Lane Desborough is currently in stealth mode, working on autonomous systems to reduce the burden of living with insulin-requiring diabetes.  He was initially exposed to safety-critical industrial automation as a co-op chemical engineering student at the University of Waterloo.  In grad school at Queen’s University he focused on controller performance assessment.  He then spent two decades at Nova Chemicals, Honeywell, and General Electric, implementing and remotely monitoring safety-critical automation at chemical plants, oil refineries, pulp mills, and power plants around the world.  When his son was diagnosed with type 1 diabetes in 2009, Lane soon found himself at Medtronic Diabetes, leading the engineering team responsible for the next step towards the “artificial pancreas” Automated Insulin Delivery (AID).  He also co-created Nightscout, the first remote monitoring system for families living with type 1 diabetes (recently the #8 most forked repo on Github).  In 2014 he co-founded Bigfoot Biomedical, and as Bigfoot’s Chief Engineer he developed safe, effective, and scalable systems to reduce the burden of insulin-requiring diabetes.  He recently left Bigfoot to start another AID company.

The Physical Side of Cyber-Physical Systems

When our commercial reach exceeds our technical grasp, it is imperative that we advance our knowledge, that we embrace approaches to manage complexity, lest that complexity introduce undesired emergent properties.  These complexity management approaches may seem new or novel, yet they rarely are.  As science fiction author William Gibson is wont to say, “The future is already here, it just hasn’t been evenly distributed yet”.
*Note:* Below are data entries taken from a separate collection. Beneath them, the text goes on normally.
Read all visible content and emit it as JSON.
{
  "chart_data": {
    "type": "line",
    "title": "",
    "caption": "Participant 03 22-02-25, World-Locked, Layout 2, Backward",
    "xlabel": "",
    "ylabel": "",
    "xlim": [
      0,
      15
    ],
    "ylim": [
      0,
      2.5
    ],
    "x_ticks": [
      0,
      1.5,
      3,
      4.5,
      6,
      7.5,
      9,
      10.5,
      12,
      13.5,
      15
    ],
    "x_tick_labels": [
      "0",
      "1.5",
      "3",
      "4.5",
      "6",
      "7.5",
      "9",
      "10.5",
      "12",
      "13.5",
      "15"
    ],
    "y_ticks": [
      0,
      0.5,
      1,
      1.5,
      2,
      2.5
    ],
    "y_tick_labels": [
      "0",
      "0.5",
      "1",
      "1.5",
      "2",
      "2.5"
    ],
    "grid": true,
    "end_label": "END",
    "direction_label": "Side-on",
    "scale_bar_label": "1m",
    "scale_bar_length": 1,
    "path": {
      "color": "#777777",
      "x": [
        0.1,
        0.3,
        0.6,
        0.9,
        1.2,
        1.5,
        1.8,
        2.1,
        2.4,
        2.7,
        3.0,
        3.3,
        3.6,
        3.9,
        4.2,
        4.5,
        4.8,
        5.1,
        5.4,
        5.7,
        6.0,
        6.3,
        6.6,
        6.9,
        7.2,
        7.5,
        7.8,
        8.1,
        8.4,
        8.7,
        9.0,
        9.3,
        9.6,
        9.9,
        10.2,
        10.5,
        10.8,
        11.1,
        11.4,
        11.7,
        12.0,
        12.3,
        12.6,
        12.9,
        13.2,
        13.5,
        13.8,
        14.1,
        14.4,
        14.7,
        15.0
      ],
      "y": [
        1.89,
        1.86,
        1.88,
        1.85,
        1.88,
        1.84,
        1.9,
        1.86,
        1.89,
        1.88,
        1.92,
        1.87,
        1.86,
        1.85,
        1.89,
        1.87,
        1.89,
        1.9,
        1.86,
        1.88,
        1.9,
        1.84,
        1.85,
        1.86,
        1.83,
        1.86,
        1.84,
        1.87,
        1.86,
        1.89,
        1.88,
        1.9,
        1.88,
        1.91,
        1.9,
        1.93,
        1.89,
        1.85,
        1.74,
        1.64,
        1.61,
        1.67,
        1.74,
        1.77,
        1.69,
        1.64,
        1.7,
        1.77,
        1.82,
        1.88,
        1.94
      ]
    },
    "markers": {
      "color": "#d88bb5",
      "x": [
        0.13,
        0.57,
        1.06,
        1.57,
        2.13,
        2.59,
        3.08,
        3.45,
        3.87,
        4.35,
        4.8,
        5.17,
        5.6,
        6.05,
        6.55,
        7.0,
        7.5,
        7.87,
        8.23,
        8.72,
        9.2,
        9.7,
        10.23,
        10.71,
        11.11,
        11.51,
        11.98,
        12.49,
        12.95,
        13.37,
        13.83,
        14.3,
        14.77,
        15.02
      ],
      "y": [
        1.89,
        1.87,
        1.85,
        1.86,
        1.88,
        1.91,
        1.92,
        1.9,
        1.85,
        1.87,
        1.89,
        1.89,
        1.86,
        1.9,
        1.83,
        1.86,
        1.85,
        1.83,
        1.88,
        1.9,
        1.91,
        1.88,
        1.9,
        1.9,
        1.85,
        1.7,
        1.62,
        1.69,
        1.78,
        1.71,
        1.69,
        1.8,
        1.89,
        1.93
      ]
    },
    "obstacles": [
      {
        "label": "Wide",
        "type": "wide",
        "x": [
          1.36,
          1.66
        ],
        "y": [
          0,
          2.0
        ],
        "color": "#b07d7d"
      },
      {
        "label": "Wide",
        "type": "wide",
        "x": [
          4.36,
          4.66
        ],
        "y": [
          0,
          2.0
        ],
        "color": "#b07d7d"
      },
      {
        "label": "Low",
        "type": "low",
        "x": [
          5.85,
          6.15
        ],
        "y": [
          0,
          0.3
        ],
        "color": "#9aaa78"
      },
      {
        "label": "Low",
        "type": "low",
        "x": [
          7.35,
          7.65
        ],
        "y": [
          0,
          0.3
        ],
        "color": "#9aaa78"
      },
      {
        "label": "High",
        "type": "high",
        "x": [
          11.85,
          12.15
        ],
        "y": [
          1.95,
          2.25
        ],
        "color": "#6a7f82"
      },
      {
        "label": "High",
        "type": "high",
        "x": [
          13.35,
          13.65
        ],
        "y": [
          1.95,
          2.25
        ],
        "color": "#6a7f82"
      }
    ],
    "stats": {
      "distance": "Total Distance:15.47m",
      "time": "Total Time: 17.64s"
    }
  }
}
Chemical engineering process control has afforded me a career spanning five continents and five industries.  Although my current focus is the “artificial pancreas” – automated insulin delivery for people living with insulin-requiring diabetes – I have been privileged to be exposed to some of the most complex and challenging cyber-physical systems in the world; systems upon which society depends.  

Most industries exist within their own bubble; exclusionary languages and pedagogy successfully defend their domains from new ideas.  As one who has traversed many industries and worked on scores of industrial systems, a variety of personal, visceral experiences have allowed me to identify patterns and lessons applicable more broadly, perhaps even to your domain.  Using examples drawn from petrochemical production, oil refining, power generation, industrial automation, and chronic disease management, I hope to demonstrate the need for, and value of, real-time verification.